Furthermore, I explain that it is important to understand that the Puzzle State cannot prevail in all areas of politics—it is particularly suited to a certain type of political pool.
I here define a pool as “the current political situation in which a reform plays out.” And looking through history, we can identify at least three political pools.21
Typically, politics unfolds in a bureaucratic setting with negotiations between fixed interests and law-making processes. I term these areas of politics the blue pools; these are areas in which, for instance, the EU achieves results.
Another type of pool challenges the blue pool. It happens when there are highly salient issues that determine elections or where actors employ hot conflicts and fear tactics at the front door of democracy to gain influence. I term these areas of politics the red pools; these are arenas in which, for instance, Donald Trump excels.
However, there is also a third pool where the Puzzle State flourishes. History tells us that other policy fields not resting in the red or blue pool are more mature; here we see (a) the political spotlight of the media is not as strong, which means that nuance often wins over conflict, and (b) actors in the field have realized that after many years of fighting, they cannot solve the wicked problems without searching for new methods and mindsets. I call these areas the green pools. 22 And at the end of this book, I will reveal how to search for these green pools to benefit from the Puzzle State.
In the ninth chapter, I present nine ways of developing a Puzzle State.
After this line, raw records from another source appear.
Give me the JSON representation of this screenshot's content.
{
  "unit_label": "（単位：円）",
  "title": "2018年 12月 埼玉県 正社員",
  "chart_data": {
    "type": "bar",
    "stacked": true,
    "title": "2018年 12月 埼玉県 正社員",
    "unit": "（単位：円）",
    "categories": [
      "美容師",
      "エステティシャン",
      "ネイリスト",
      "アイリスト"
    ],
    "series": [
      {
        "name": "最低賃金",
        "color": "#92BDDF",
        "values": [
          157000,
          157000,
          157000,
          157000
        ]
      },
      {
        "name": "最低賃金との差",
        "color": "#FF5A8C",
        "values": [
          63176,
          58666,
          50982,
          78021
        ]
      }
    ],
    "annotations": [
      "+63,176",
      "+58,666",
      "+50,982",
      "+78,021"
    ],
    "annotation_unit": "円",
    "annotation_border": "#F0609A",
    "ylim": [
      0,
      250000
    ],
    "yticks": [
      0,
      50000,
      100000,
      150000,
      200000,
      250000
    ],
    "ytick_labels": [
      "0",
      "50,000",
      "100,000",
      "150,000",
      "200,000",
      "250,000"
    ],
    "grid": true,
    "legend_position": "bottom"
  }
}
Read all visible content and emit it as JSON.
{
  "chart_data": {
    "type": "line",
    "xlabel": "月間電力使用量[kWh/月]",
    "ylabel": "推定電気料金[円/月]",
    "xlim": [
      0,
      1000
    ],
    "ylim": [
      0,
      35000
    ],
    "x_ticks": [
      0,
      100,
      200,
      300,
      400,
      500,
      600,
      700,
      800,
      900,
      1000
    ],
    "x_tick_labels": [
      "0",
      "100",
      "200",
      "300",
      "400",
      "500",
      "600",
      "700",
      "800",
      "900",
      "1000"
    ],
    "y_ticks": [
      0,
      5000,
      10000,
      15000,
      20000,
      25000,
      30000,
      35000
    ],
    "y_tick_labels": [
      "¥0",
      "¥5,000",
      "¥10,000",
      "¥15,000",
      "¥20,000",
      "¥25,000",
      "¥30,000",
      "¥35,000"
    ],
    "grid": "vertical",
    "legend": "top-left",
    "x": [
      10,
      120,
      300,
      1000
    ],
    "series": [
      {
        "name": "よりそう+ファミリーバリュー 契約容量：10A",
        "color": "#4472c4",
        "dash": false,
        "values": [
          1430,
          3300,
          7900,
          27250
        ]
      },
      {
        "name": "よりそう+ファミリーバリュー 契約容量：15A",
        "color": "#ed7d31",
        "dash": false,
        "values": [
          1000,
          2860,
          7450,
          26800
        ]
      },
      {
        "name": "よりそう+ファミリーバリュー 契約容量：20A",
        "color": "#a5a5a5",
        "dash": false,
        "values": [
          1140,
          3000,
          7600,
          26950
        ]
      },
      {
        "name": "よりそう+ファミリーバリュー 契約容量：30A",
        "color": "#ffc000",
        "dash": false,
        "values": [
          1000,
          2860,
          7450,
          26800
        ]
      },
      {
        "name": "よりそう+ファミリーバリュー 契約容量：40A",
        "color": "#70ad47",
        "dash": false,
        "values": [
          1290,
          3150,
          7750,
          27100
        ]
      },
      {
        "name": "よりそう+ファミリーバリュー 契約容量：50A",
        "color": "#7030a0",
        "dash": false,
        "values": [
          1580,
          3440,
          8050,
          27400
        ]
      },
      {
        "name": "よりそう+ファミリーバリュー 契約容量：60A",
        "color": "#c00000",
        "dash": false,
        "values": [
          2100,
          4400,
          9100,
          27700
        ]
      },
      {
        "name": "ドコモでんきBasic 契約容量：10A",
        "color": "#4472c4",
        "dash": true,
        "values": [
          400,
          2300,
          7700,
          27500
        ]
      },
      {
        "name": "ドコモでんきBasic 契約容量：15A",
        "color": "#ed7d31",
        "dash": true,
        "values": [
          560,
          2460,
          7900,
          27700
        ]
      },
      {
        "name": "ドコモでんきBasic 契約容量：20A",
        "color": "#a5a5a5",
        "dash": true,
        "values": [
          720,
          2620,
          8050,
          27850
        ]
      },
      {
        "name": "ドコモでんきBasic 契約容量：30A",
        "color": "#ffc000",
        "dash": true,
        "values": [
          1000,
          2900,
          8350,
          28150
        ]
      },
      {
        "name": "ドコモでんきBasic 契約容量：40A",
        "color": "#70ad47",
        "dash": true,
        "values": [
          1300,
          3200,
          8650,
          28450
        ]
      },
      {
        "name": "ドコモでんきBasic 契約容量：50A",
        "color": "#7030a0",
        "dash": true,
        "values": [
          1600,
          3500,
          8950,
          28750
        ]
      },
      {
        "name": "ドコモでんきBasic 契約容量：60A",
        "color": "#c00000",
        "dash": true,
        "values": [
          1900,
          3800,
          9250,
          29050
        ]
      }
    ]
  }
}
They are based on the findings throughout the book and divided among the three I’s—Imagination, Insight, and Involvement. For each of the I’s, the book offers two concrete recommendations, covering everything from acting like Finnish plumbers that do policy experiments and being like Wales by installing a “Future Generations Commissioner.” The propositions are not intended as an adequate blueprint for the Puzzle State. Rather, they serve as a starting point for a vital conversation about adapting our democratic institutions to a new normal. At the end of the chapter, I outline how to fast-track the Puzzle State, showing how we can start the movement now.